Particle motion in pressure-driven suspension flow through a symmetric T-channel

Abstract

Particle motion is studied in pressure-driven suspension flow through a bifurcating channel of square cross-section. Particles and suspending liquid are neutrally buoyant, i.e. of the same density ρ. Experimental particle trajectories are compared with the computed single-phase flow. The flow is in a symmetric T-junction, with each outgoing stream making a right angle relative to the incoming stream. All branches have the same cross-section and length, with L/D=29, where L is the length of each branch, and D is the side length. Particle trajectories are obtained by two-camera imaging for solid volume fraction 0 < ϕ ≤ 0.30. Inertia is characterized by the bulk, Re=ρDU/η, and particle scale Reynolds numbers, Rep=Re(d/D)2, where d is the diameter of the particles, U is the mean velocity in the inlet channel and η is the liquid viscosity.

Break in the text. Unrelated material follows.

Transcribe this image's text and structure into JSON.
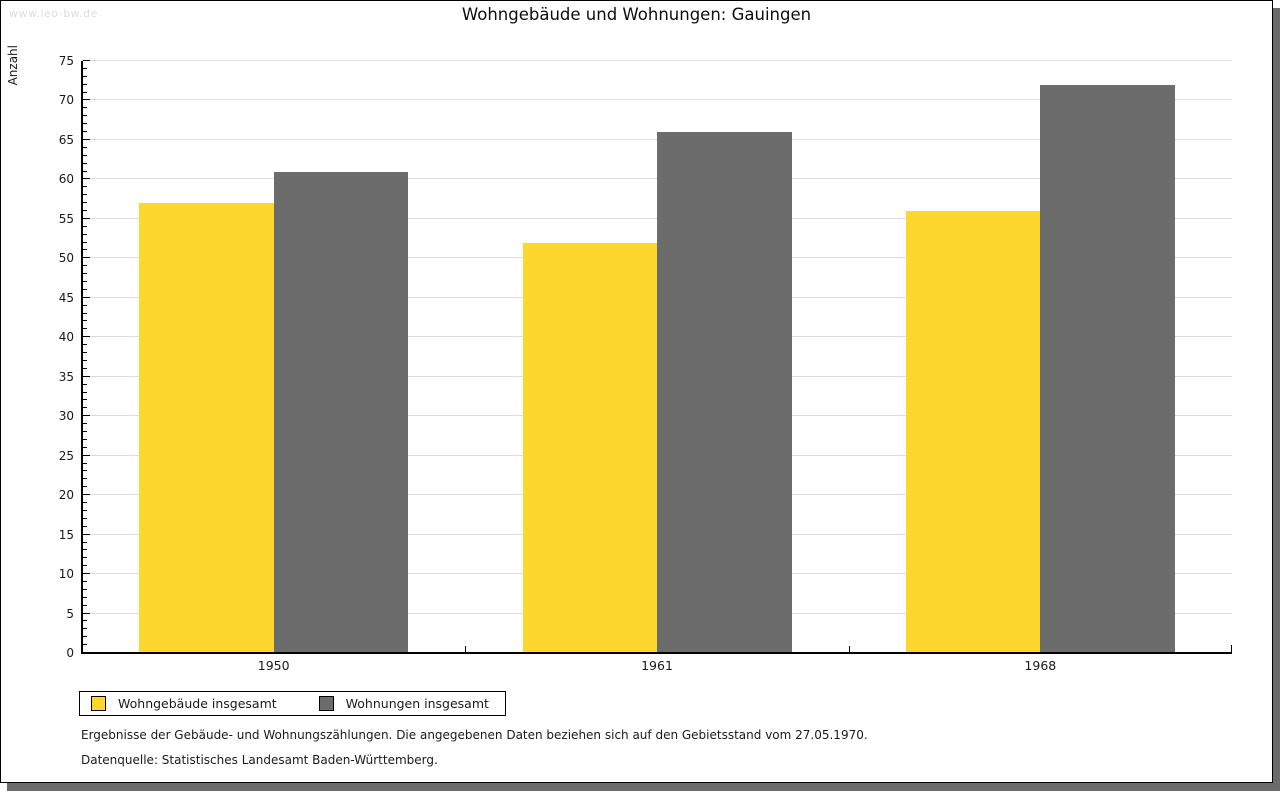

In this work, d/D=O(0.1) and Re=200. For the pure liquid, spiraling vortices are found in the outlet channels, emanating from near the bifurcation, and these flow structures are largely unchanged for ϕ ≤ 0.1, leading to spiraling motions of the particles. Particle tracks are compared against computed tracer motion in the pure fluid flow, and for dilute ϕ agree qualitatively well, with some deviation due to the particles’ finite size. For larger ϕ, the flow deviates strongly from that of pure fluid, keeping Re=200 based on the suspension effective viscosity. Vortices are damped for ϕ=0.2 and disappear for ϕ=0.30. Particle interactions with the wall and each other appear to dissipate energy at a higher rate than predicted by the effective viscosity.